Sport, drugs and rock n’ roll. You just can’t escape it lately it seems.
On the one side, you have governing bodies across the world desperately trying to control the impact of performance-enhancing drugs on their sports and their reputations. And on the other, there’s recreational drug use by the sports stars themselves, their actions as men and women betraying their standing as athletes.
Never has it been so pointedly proven in such a short space of time that the drugs effect hits from all sides. But just because the effect is all encompassing doesn’t necessarily mean that all drug-taking warrants the same damning reaction.
Let’s review the two recent high-profile cases of recreational drug use. In the first example, part-man part-fish Michael Phelps is photographed smoking a marijuana pipe after celebrating his astonishing gold medal haul at the Beijing Olympics. In the second we see England rugby prop Matt Stevens admitting a recreational drug addiction, thought to be cocaine.
The two events produced very different outcomes. Phelps receives a ban from all competition for three months – a period during which there is no major, or for that matter minor, swimming event rendering the decision relatively toothless, a very obvious slap on the wrist at best. Would the ban have been enforced had the incident happened a few weeks prior to the Olympics? Probably not.
Despite most looking on with pity, Stevens however is castigated by all, dropped from the England squad and now faces a lengthy spell out of the sport while he ‘rebuilds his life’ after his ‘shameful behaviour’.
The worst argument in defence of either action is that how sports stars act in their personal lives has no impact on their professional occupations. By reaching the top of their sport they have become, whether intentionally or unintentionally, role models. Of course, they should be held up to a higher moral standard than those outside of the limelight. To ask anything less is merely letting down the thousands of kids who look up to their way of life.

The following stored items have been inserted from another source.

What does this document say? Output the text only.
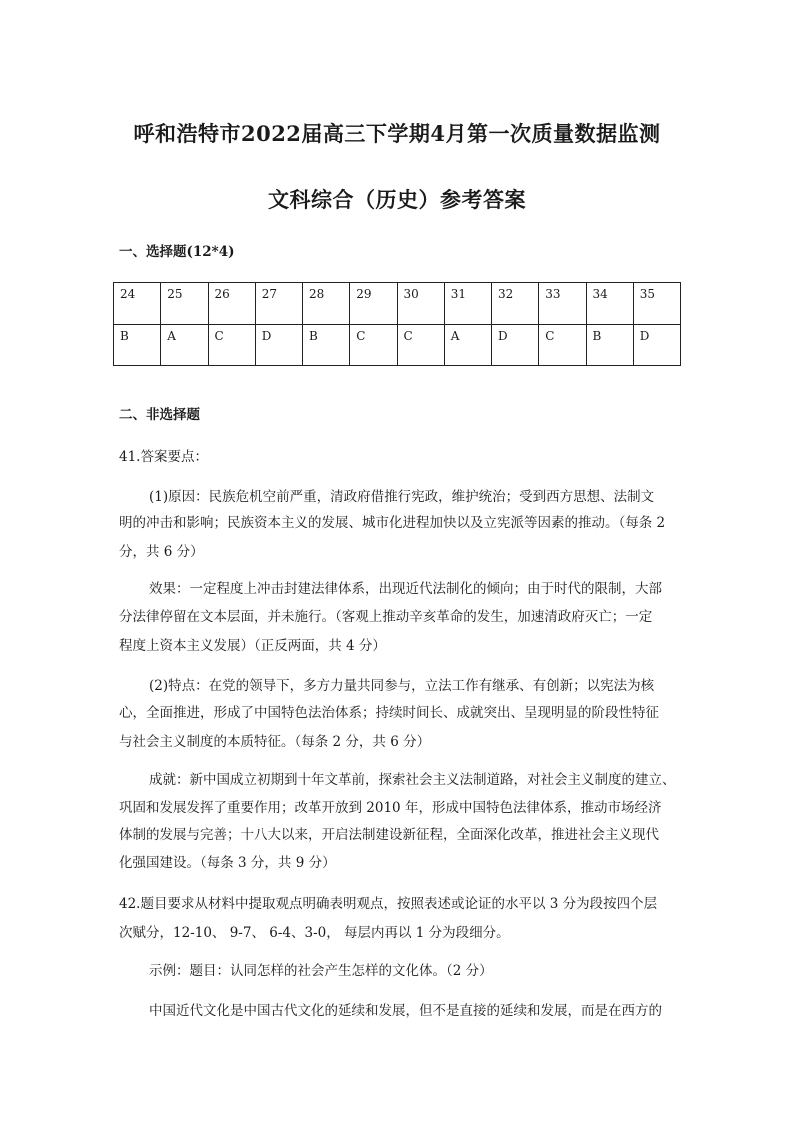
呼和浩特市2022届高三下学期4月第一次质量数据监测
文科综合（历史）参考答案
一、选择题(12*4)
24	25	26	27	28	29	30	31	32	33	34	35
B	A	C	D	B	C	C	A	D	C	B	D
二、非选择题
41.答案要点：
(1)原因：民族危机空前严重，清政府借推行宪政，维护统治；受到西方思想、法制文
明的冲击和影响；民族资本主义的发展、城市化进程加快以及立宪派等因素的推动。（每条 2
分，共 6 分）
效果：一定程度上冲击封建法律体系，出现近代法制化的倾向；由于时代的限制，大部
分法律停留在文本层面，并未施行。（客观上推动辛亥革命的发生，加速清政府灭亡；一定
程度上资本主义发展）（正反两面，共 4 分）
(2)特点：在党的领导下，多方力量共同参与，立法工作有继承、有创新；以宪法为核
心，全面推进，形成了中国特色法治体系；持续时间长、成就突出、呈现明显的阶段性特征
与社会主义制度的本质特征。（每条 2 分，共 6 分）
成就：新中国成立初期到十年文革前，探索社会主义法制道路，对社会主义制度的建立、
巩固和发展发挥了重要作用；改革开放到 2010 年，形成中国特色法律体系，推动市场经济
体制的发展与完善；十八大以来，开启法制建设新征程，全面深化改革，推进社会主义现代
化强国建设。（每条 3 分，共 9 分）
42.题目要求从材料中提取观点明确表明观点，按照表述或论证的水平以 3 分为段按四个层
次赋分，12-10、 9-7、 6-4、3-0， 每层内再以 1 分为段细分。
示例：题目：认同怎样的社会产生怎样的文化体。（2 分）
中国近代文化是中国古代文化的延续和发展，但不是直接的延续和发展，而是在西方的
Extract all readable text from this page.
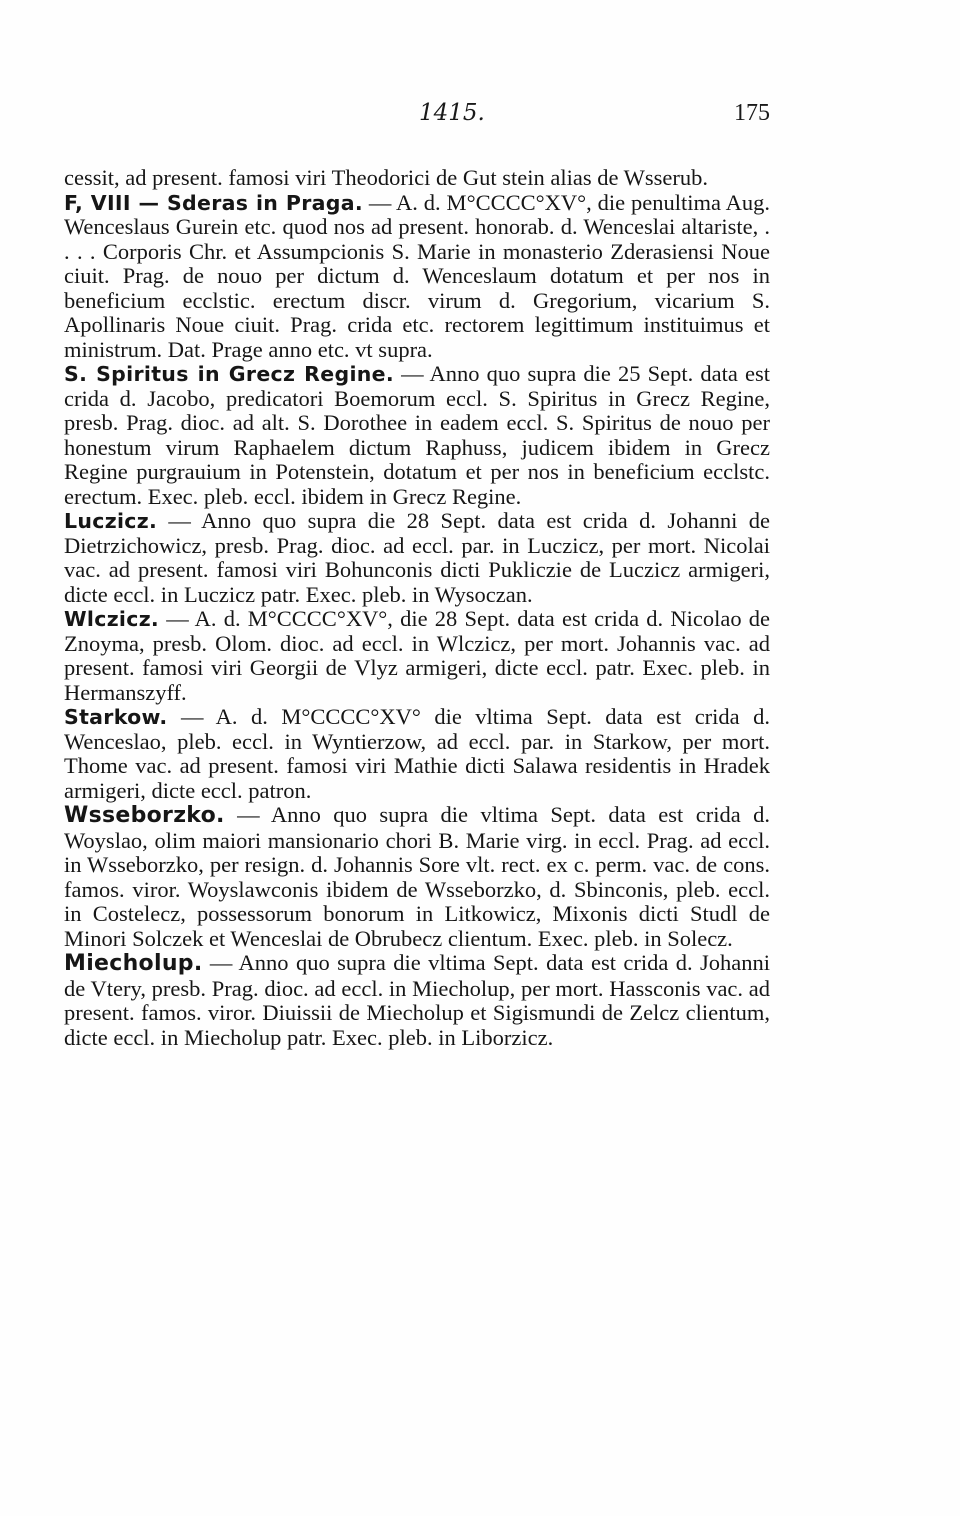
1415.	175

cessit, ad present. famosi viri Theodorici de Gut stein alias de Wsserub.

F, VIII — Sderas in Praga. — A. d. M°CCCC°XV°, die penultima Aug. Wenceslaus Gurein etc. quod nos ad present. honorab. d. Wenceslai altariste, . . . . Corporis Chr. et Assumpcionis S. Marie in monasterio Zderasiensi Noue ciuit. Prag. de nouo per dictum d. Wenceslaum dotatum et per nos in beneficium ecclstic. erectum discr. virum d. Gregorium, vicarium S. Apollinaris Noue ciuit. Prag. crida etc. rectorem legittimum instituimus et ministrum. Dat. Prage anno etc. vt supra.

S. Spiritus in Grecz Regine. — Anno quo supra die 25 Sept. data est crida d. Jacobo, predicatori Boemorum eccl. S. Spiritus in Grecz Regine, presb. Prag. dioc. ad alt. S. Dorothee in eadem eccl. S. Spiritus de nouo per honestum virum Raphaelem dictum Raphuss, judicem ibidem in Grecz Regine purgrauium in Potenstein, dotatum et per nos in beneficium ecclstc. erectum. Exec. pleb. eccl. ibidem in Grecz Regine.

Luczicz. — Anno quo supra die 28 Sept. data est crida d. Johanni de Dietrzichowicz, presb. Prag. dioc. ad eccl. par. in Luczicz, per mort. Nicolai vac. ad present. famosi viri Bohunconis dicti Pukliczie de Luczicz armigeri, dicte eccl. in Luczicz patr. Exec. pleb. in Wysoczan.

Wlczicz. — A. d. M°CCCC°XV°, die 28 Sept. data est crida d. Nicolao de Znoyma, presb. Olom. dioc. ad eccl. in Wlczicz, per mort. Johannis vac. ad present. famosi viri Georgii de Vlyz armigeri, dicte eccl. patr. Exec. pleb. in Hermanszyff.

Starkow. — A. d. M°CCCC°XV° die vltima Sept. data est crida d. Wenceslao, pleb. eccl. in Wyntierzow, ad eccl. par. in Starkow, per mort. Thome vac. ad present. famosi viri Mathie dicti Salawa residentis in Hradek armigeri, dicte eccl. patron.

Wsseborzko. — Anno quo supra die vltima Sept. data est crida d. Woyslao, olim maiori mansionario chori B. Marie virg. in eccl. Prag. ad eccl. in Wsseborzko, per resign. d. Johannis Sore vlt. rect. ex c. perm. vac. de cons. famos. viror. Woyslawconis ibidem de Wsseborzko, d. Sbinconis, pleb. eccl. in Costelecz, possessorum bonorum in Litkowicz, Mixonis dicti Studl de Minori Solczek et Wenceslai de Obrubecz clientum. Exec. pleb. in Solecz.

Miecholup. — Anno quo supra die vltima Sept. data est crida d. Johanni de Vtery, presb. Prag. dioc. ad eccl. in Miecholup, per mort. Hassconis vac. ad present. famos. viror. Diuissii de Miecholup et Sigismundi de Zelcz clientum, dicte eccl. in Miecholup patr. Exec. pleb. in Liborzicz.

Do the punishments however fit the crimes? Most would argue yes.
Even putting to one side the different classifications between marijuana and cocaine in terms of the severity of the drug abuse, Phelps’ misdemeanour appears on the face of it to be a one-off incident while Stevens’ openly admitted to an ongoing addiction.
Public perception is also equally polarised on the nature of the two incidents – there are those who share a strange feeling that somehow Phelps had earned the right to cut loose a little bit after his Beijing performances and that his admission of smoking marijuana was a minor offence at best. On the other foot, Stevens was not only letting himself down significantly but all his teammates and the sport as a whole as well – a far greater crime in the eyes of many. A fundamental difference between individual and team sports perhaps?
Perception also dictates that smoking a joint is an adolescent slip while snorting cocaine amounts to hardcore drug abuse.
Of course, none of this is meant to condone drug taking in any way. Both men should have known better. Both men acted improperly. The shade of grey lies in the perceived severity of the failing.
Have they been fairly treated? It’s difficult to say with an absolute belief but then none of this is an absolute science. Each case is unique with its own pros and cons for each course of action.
The one thing that is abundantly clear is that there is no right answer across the board. Drug taking is undoubtedly bad. How bad is a moving feast.
With all the pre-conceptions that come with drugs that are within the public conscience, there are still any number of permutations. And that’s for the drugs we think we know about.
Pity the soon-to-be named chief executive of the new national anti-doping agency which will take full responsibility for drug testing of UK elite athletes as of later this year. For him or her, the difference between one drug and the other is even more complex and the repercussions even more severe.